The Anomalies “column” first appeared in the Summer issue of the Journal of Economic Perspectives – Volume 1, Number 1. This was in 1987, and if memory serves me right, it ran for the next three to four years at least.

This feature will report successful searches for disconfirming evidence — economic anomalies. As suggested by Thomas Kuhn, an economic anomaly is a result inconsistent with the present economics paradigm. Economics is distinguished from other social sciences by the belief that most (all?) behavior can be explained by assuming that agents have stable, well-defined preferences and make rational choices consistent with those preferences in markets that (eventually) clear. An empirical result is anomalous if it is difficult to “rationalize,” or if implausible assumptions are necessary to explain it within the paradigm. The first anomaly we will discuss is the “January effect.” Stock prices tend to rise in January, particularly the prices of small firms and firms whose stock price has declined substantially over the past few years. Also, risky stocks earn most of their risk premiums in January.


I’m happy to report that the Journal of Economic Perspectives is freely available online. You can (and if you are a student of economics, you absolutely should) read all of the issues. But the Anomalies column is that rarest of rare things – a fun column that makes you think about fascinating problems and anomalies in economics. And even rarer still is the fact that a “fun” column was at least partially responsible for a Nobel Prize in economics!

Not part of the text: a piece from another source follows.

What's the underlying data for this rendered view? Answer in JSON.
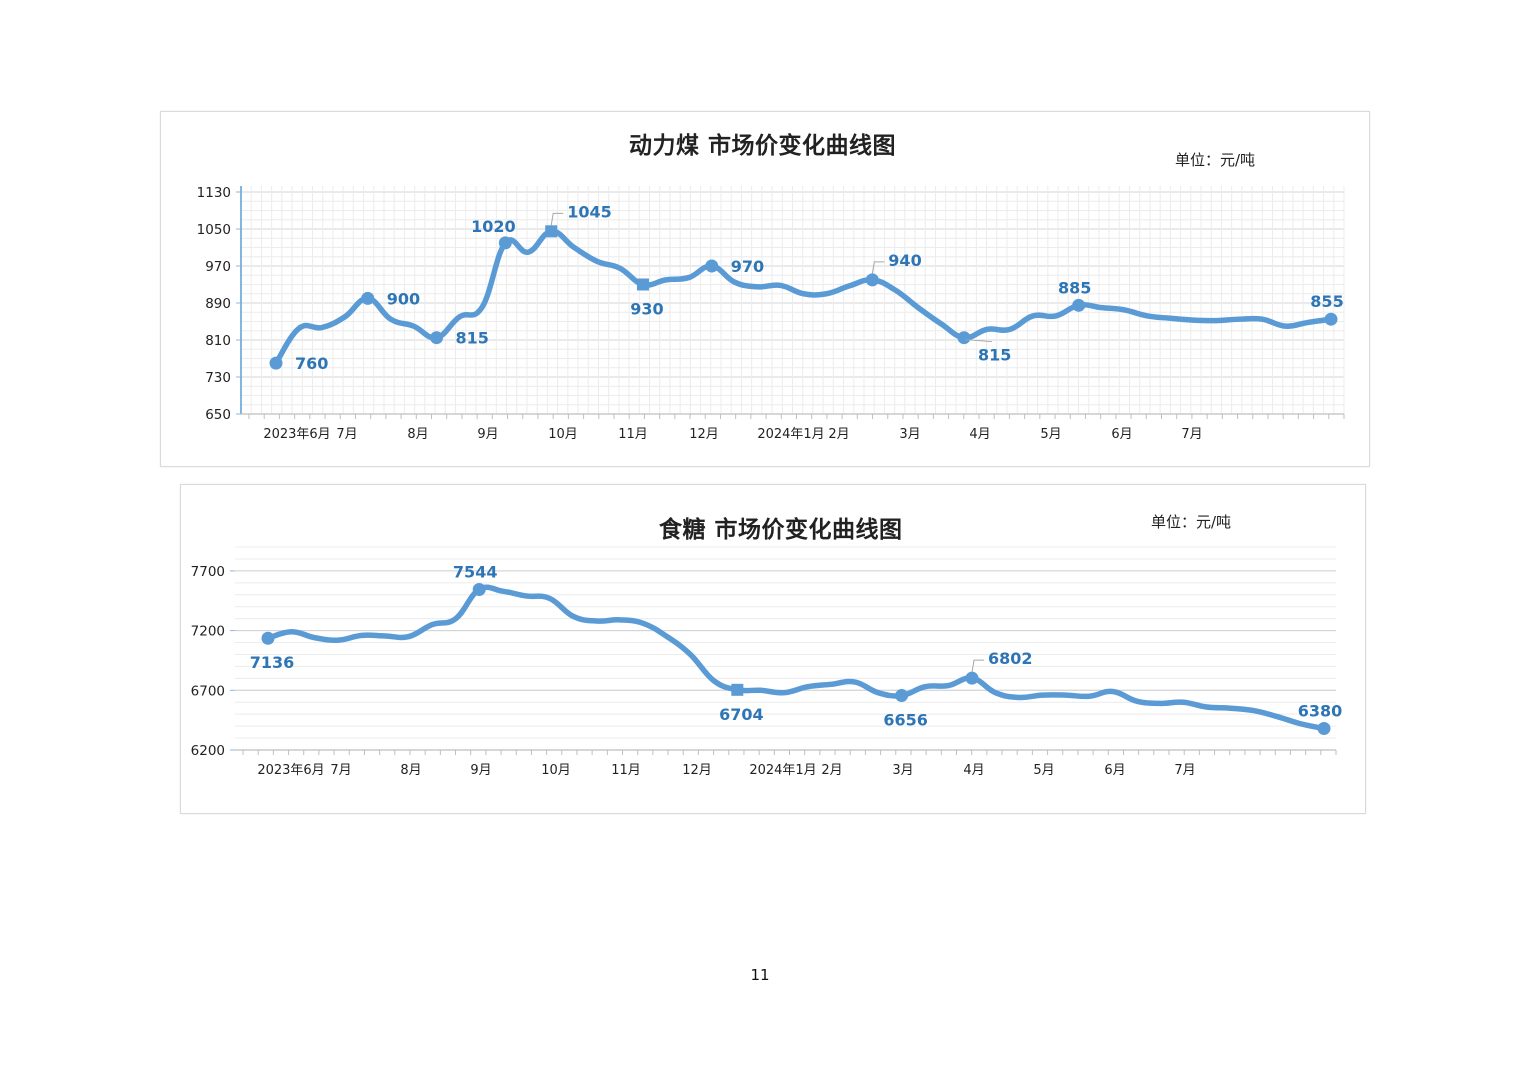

Thaler’s vision for incorporating insights from psychology into economics was first laid out in his 1980 article “Toward a positive theory of consumer choice.” In his well-known “Anomalies” series in the Journal of Economic Perspectives, as well as in many other articles, comments, and books, he continued to document and analyze how economic decisions are influenced by three aspects of human psychology: cognitive limitations (or bounded rationality), self-control problems, and social preferences.


There’s a lotto like about Richard Thaler’s work in economics, but one very important reason to learn more about him and his ideas is that he has fun doing what he does, and it shows. A lot of economic research, even when it is fascinating, is written in dull, stodgy fashion. Now, you can disagree with Thaler’s work (and that is a cottage industry in and of itself), but you can’t accuse him of being a boring writer.

And a wonderful place to begin is with that most anomalous of things: a fun column about economics in a top econ journal.